The Día de la Virgen del Carmen is celebrated on July 16th in many coastal towns and villages across Spain.
The Virgen del Carmen is the patroness and protector of mariners and fishermen. For coastal towns and villages, the virgin’s holy day is one of the most important of the year.
Processions in honour of the much-loved Santa María de Monte Carmelo, as the Virgen Del Carmen is also known, take place after a traditional seafaring mass.
Moving and emotional
Generally, the Día de la Virgen del Carmen traditions involve at least one parade as an effigy of the Virgin is carried through town by mariners to the sea front. Then she is escorted into the water in honour of those who have lost their lives at sea.
After a mass, she is usually placed in a boat, and accompanied by small fishing boats she takes a tour of the harbour or along the shoreline.

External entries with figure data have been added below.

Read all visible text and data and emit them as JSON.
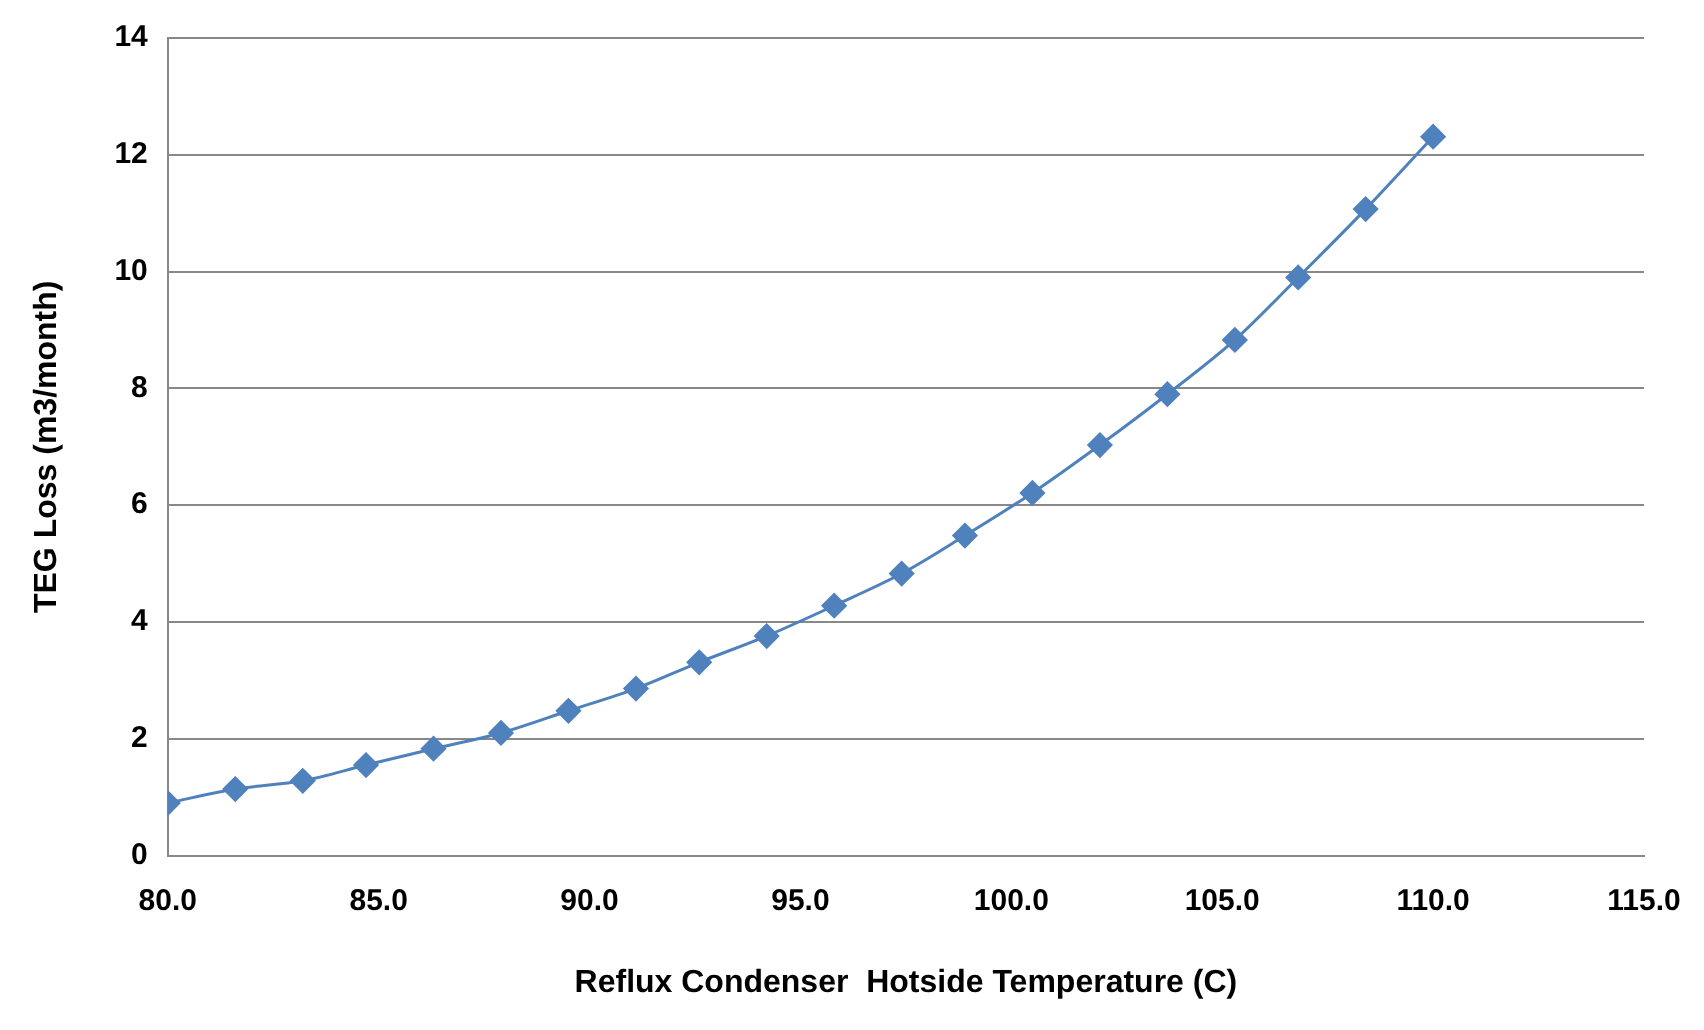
{
  "chart_data": {
    "type": "line",
    "xlabel": "Reflux Condenser  Hotside Temperature (C)",
    "ylabel": "TEG Loss (m3/month)",
    "x": [
      80,
      81.6,
      83.2,
      84.7,
      86.3,
      87.9,
      89.5,
      91.1,
      92.6,
      94.2,
      95.8,
      97.4,
      98.9,
      100.5,
      102.1,
      103.7,
      105.3,
      106.8,
      108.4,
      110
    ],
    "series": [
      {
        "color": "#4f81bd",
        "values": [
          0.9,
          1.14,
          1.28,
          1.55,
          1.83,
          2.1,
          2.48,
          2.86,
          3.31,
          3.76,
          4.28,
          4.83,
          5.48,
          6.21,
          7.03,
          7.9,
          8.83,
          9.9,
          11.07,
          12.31
        ]
      }
    ],
    "xlim": [
      80,
      115
    ],
    "xticks": [
      {
        "value": 80,
        "label": "80.0"
      },
      {
        "value": 85,
        "label": "85.0"
      },
      {
        "value": 90,
        "label": "90.0"
      },
      {
        "value": 95,
        "label": "95.0"
      },
      {
        "value": 100,
        "label": "100.0"
      },
      {
        "value": 105,
        "label": "105.0"
      },
      {
        "value": 110,
        "label": "110.0"
      },
      {
        "value": 115,
        "label": "115.0"
      }
    ],
    "ylim": [
      0,
      14
    ],
    "yticks": [
      0,
      2,
      4,
      6,
      8,
      10,
      12,
      14
    ],
    "grid": "y",
    "legend": false,
    "marker": "diamond",
    "line_style": "solid"
  }
}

As only Spain knows how to, the parties then commence with live music, food and celebrations into the night. Some towns stretch the festivities out over a few days.
Variations on a theme
Whilst the main elements of the festival are the same across Spain, there are variations in different towns.
In Malaga, in 1981, local scuba divers placed an image of the Virgin on the seabed. Part of the tradition there now involves divers paying their own respects to the submarine patron.
On Tenerife, at Puerto de la Cruz, they release doves as the Virgin takes to the water.
In 2021, many of the festivities are either subject to some restrictions or cancelled. However, where they do take place, it is certain to be a spectacle.